Many patients have been satisfied with the results and the Los Angeles Time recently ran a story that quoted a Latisse patient who said ."It does what it says it's going to do and my lashes look nice and healthy. It gives me a more youthful appearance. Younger gals have gorgeous lashes, and now I don't have to wear false lashes." However, some concerns of side effects remain, including eye redness, itchiness, irritation, infection, darkening of the skin around the application area. A possible change in eye color is also reported, particularly in people who have any amount of brown pigment in their eyes.
Christine Brown, M.D., a Dallas dermatologist in private practice, suggested that the incidence of side effects, such as pigmentation of the eye or surrounding skin is exceptionally rare. The most common side effect is redness, which is a transient problem. Latisse works well, especially under the supervision of a dermatologist."

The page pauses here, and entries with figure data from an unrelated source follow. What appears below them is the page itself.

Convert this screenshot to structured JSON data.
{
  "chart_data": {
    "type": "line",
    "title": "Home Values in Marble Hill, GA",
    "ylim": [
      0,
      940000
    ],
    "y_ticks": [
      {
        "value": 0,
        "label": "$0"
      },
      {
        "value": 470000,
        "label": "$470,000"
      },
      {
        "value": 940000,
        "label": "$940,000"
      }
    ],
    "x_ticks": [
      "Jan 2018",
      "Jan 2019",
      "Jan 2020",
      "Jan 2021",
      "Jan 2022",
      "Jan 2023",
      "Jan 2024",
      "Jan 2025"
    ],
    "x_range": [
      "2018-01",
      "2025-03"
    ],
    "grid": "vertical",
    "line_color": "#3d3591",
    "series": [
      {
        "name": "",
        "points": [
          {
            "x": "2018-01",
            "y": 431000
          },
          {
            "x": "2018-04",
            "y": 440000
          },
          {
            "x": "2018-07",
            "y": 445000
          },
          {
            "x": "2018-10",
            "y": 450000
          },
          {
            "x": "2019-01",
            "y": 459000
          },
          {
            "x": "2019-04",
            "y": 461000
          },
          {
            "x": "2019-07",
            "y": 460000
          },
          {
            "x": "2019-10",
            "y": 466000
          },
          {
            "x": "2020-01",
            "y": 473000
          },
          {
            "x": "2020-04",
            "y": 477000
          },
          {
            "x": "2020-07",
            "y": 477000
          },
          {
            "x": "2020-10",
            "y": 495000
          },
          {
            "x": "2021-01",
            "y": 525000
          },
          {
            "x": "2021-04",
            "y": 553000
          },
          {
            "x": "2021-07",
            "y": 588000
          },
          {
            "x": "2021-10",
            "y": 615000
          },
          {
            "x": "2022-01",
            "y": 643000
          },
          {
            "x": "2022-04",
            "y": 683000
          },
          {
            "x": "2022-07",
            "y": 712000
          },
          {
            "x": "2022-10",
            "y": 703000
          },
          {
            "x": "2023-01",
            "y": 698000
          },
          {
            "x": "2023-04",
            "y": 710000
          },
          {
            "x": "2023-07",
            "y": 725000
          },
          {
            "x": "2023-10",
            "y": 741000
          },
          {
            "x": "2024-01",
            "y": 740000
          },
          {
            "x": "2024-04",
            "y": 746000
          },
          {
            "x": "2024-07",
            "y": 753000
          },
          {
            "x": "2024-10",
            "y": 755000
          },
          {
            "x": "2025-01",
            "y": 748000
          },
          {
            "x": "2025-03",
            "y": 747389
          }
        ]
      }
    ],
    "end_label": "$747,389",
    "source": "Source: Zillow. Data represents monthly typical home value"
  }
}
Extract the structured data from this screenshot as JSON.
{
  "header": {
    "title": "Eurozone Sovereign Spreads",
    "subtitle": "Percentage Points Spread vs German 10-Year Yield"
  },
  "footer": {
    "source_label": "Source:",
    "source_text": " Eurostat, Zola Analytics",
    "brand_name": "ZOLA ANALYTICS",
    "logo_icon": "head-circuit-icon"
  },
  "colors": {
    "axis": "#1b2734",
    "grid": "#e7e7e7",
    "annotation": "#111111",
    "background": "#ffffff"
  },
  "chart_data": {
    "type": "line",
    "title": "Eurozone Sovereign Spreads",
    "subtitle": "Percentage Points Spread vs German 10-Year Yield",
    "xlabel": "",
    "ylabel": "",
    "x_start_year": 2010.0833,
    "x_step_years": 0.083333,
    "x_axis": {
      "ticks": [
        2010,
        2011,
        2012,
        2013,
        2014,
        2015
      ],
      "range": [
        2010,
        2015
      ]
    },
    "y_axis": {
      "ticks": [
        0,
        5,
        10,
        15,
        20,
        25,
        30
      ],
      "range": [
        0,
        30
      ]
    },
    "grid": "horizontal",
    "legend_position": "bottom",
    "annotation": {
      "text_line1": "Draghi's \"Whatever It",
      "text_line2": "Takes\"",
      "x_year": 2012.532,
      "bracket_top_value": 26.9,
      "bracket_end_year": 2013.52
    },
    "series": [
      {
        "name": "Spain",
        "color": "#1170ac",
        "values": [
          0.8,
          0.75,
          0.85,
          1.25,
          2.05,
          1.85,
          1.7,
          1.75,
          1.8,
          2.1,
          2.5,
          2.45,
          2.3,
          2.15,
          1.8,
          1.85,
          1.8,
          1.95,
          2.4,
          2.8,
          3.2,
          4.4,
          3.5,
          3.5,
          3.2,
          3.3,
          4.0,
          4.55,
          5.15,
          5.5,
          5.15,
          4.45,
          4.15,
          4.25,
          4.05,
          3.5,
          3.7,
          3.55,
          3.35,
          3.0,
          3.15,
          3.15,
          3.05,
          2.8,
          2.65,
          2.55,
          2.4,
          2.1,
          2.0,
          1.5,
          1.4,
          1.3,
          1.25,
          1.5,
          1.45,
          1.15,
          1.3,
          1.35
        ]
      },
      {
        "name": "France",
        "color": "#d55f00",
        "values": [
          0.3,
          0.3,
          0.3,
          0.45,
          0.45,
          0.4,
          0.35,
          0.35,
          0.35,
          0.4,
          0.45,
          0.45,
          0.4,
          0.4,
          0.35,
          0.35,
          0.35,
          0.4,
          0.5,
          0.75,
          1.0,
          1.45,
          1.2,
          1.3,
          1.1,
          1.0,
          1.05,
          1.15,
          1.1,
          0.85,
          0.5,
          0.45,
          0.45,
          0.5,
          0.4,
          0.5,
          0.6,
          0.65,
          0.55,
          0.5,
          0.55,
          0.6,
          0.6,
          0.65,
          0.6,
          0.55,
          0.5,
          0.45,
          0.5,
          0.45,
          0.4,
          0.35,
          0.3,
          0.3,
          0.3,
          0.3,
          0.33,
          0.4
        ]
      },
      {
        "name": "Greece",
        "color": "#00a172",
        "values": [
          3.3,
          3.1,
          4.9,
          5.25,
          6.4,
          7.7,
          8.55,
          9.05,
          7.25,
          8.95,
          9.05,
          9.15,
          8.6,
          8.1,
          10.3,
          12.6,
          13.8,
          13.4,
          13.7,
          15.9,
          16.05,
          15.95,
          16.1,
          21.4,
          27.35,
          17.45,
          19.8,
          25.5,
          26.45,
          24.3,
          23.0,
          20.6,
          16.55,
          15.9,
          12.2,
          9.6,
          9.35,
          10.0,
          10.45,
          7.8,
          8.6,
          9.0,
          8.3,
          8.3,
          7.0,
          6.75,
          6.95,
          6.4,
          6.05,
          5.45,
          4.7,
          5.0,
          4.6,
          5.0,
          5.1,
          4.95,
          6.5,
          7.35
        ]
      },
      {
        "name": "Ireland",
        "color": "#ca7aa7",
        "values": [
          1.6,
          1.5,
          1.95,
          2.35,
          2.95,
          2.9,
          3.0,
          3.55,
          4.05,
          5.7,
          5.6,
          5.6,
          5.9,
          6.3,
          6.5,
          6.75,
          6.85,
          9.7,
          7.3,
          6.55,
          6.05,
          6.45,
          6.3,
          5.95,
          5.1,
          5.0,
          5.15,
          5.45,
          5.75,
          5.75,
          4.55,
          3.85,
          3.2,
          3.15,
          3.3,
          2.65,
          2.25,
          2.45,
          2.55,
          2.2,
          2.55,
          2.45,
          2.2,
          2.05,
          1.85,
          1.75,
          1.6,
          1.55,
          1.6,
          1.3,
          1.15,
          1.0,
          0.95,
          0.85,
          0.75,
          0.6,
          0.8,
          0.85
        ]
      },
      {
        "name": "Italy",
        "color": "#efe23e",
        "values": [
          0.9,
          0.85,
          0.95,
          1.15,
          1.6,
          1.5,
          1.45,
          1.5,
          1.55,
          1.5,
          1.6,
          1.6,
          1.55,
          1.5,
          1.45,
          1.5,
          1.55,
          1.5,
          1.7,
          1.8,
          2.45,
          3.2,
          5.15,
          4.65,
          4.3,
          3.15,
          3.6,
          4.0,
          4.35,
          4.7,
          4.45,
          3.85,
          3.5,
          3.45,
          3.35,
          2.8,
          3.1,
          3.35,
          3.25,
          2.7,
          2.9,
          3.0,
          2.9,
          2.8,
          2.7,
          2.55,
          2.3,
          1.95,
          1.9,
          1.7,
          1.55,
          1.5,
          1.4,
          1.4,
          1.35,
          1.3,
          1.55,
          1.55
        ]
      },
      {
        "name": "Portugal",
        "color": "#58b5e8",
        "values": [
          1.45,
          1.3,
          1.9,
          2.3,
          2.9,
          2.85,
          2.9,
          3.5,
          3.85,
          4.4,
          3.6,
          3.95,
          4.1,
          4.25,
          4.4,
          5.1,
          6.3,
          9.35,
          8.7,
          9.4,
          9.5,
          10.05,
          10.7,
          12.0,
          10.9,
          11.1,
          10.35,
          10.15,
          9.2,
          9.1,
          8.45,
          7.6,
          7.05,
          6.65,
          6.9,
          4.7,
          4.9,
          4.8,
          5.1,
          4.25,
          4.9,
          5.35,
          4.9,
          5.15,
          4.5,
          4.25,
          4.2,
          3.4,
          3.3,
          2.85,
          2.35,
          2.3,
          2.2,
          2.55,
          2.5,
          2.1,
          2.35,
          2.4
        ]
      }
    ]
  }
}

Amy McMichael, M.D., a dermatologist at Wake Forest University Medical Center, pointed out that "The data for the safety of Latisse is well studied since this medication has been around in eyedrop form for more than 8 years. The post-marketing studies of Lumigan [the active ingredient of Latisse] and the more recent FDA pivotal studies for Latisse underscore the safety of the drug. Anecdotally, many patients who used Lumigan for glaucoma in one eye only have applied the Lumigan to the other eye to even out the lash growth--under the supervision of their ophthalmologist and without unwanted side effects."
The clinical judgments provided by dermatologists are published by Vivacare, a patient education company that provides dermatologists with tools to educate their patients and the public about skin conditions and skin care advice.